The Obama team went to working using all the modern tools of communication that have been earlier described and targeted new youth voters. For example one of the strategies before the election was to target college campuses, hold meetings, register the young people and bus them to the polls. Moreover, using the Hip-hop and Pop communities, the Obama campaign used BET, MTV and other popular media outlets to engage young people.

In his article, “Youth vote 2012 turnout: Exit polls show greater share of electorate than in 2008,” Tyler Kingkade wrote, “Voters from ages 18 to 29 represented 19 percent of all those who voted on Tuesday, according to the early National Exit Poll conducted by Edison Research. That's an increase of one percentage point from 2008. Obama captured 60 percent youth vote, compared with Mitt Romney's 36 percent”

Moreover, he stated that, “Obama's 60 percent to 36 percent victory among young people this year is smaller than his 66 percent-31 percent win over John McCain in 2008. But it is still the highest any Democratic presidential candidate scored in 30 years among 18- to 29 year-olds. John Kerry, for instance, only won the youth vote by 9 percentage points in 2004. Young people made up 17 percent of the electorate in 2004, when Kerry was defeated by President George W. Bush” (Huffington Post, November 7, 2012). Despite the barriers placed in their path such as Voter I.D., and challenges against college students’ place of voting, the Youth tsunami boosted President Obama’s reelection and completely destroyed the claims of some of the pundits.

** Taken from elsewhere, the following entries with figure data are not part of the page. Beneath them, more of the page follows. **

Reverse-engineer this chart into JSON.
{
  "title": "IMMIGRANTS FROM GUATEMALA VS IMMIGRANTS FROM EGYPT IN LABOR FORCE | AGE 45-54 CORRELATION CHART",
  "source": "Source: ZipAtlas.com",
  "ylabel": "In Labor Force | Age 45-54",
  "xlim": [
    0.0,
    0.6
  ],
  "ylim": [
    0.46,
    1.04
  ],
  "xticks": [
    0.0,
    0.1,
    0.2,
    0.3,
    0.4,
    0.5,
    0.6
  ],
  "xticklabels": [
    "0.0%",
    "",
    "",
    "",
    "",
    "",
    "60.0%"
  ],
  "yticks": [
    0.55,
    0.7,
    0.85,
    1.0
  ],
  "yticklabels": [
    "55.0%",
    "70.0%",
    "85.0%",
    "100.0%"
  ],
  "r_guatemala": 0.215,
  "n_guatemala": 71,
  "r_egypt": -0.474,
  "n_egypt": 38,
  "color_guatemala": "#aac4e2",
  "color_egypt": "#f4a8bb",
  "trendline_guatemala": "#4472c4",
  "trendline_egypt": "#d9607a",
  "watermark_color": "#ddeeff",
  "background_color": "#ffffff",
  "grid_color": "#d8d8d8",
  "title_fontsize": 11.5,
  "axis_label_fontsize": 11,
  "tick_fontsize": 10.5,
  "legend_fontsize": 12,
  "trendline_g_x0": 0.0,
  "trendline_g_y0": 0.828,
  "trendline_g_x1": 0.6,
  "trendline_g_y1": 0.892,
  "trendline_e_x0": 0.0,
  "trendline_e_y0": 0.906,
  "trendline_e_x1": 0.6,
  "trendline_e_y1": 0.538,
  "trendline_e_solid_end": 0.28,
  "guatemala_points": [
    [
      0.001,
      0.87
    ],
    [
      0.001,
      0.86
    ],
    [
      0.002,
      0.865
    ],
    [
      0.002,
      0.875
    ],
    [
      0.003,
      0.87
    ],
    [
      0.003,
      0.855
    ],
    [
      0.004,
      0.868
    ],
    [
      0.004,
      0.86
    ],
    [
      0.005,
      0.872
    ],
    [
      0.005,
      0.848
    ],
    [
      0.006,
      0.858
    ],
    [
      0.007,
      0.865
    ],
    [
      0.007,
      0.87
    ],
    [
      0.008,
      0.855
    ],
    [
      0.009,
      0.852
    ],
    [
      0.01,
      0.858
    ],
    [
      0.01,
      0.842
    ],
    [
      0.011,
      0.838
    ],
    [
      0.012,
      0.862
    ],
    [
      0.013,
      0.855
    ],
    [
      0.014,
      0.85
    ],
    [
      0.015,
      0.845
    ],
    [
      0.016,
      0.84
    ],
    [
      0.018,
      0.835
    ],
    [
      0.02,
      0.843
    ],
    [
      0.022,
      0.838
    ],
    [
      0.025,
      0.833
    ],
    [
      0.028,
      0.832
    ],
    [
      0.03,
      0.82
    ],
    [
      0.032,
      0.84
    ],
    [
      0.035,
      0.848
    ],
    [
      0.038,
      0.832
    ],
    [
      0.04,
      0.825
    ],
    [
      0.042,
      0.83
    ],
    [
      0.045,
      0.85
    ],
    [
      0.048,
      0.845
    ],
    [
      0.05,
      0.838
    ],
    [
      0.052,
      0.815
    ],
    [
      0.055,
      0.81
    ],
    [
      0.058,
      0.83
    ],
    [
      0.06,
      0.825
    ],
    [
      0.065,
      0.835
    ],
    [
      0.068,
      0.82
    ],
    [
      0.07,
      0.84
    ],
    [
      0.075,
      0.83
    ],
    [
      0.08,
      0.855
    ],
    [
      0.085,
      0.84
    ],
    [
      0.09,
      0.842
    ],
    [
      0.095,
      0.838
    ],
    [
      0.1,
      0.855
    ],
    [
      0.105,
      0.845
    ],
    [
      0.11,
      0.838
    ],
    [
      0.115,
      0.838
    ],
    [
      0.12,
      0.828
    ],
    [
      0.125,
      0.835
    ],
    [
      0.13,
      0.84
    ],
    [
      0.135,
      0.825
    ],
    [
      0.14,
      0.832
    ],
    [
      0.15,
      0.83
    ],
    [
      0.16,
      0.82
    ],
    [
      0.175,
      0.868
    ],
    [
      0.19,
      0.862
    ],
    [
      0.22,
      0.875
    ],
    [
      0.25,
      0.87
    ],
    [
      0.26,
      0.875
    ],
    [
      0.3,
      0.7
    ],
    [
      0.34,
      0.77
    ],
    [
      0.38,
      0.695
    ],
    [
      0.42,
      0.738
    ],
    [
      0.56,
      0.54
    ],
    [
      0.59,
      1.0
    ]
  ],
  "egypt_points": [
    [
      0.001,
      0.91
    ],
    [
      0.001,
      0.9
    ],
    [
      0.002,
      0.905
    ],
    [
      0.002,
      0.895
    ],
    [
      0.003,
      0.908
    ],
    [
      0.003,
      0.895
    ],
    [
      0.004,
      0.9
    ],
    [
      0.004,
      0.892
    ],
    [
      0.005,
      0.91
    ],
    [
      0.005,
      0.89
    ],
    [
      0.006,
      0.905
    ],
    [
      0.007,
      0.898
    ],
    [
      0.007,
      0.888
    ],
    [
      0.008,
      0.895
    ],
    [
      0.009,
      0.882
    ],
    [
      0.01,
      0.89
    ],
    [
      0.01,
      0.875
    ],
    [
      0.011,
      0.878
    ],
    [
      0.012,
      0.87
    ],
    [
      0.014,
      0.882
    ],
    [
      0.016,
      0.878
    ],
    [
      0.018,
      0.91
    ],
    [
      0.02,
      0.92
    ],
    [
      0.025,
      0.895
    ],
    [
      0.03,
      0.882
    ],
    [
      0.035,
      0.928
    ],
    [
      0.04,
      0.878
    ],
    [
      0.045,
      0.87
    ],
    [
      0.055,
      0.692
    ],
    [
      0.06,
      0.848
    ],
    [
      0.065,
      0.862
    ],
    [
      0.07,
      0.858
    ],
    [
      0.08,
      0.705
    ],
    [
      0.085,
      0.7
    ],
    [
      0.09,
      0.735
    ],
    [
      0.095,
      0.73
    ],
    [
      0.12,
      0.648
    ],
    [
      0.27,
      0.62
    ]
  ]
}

Against all the attacks that he is un-American, a Communist, lazy, a Muslim, a food stamp president, and a Kenyan, Obama and the Democratic Party defeated the “birthers,” the extreme-right, and the right-wing capitalists. This victory was enabled by the community campaigns waged by progressive peoples in various communities, working in tandem, with a purpose, a clear agenda, and a clear vision. These communities included the Progressive coalition that consisted of Occupy Wall Street, Organized labor, the Nuns on the bus tour, Latinos, Women, African-American, and the Youth.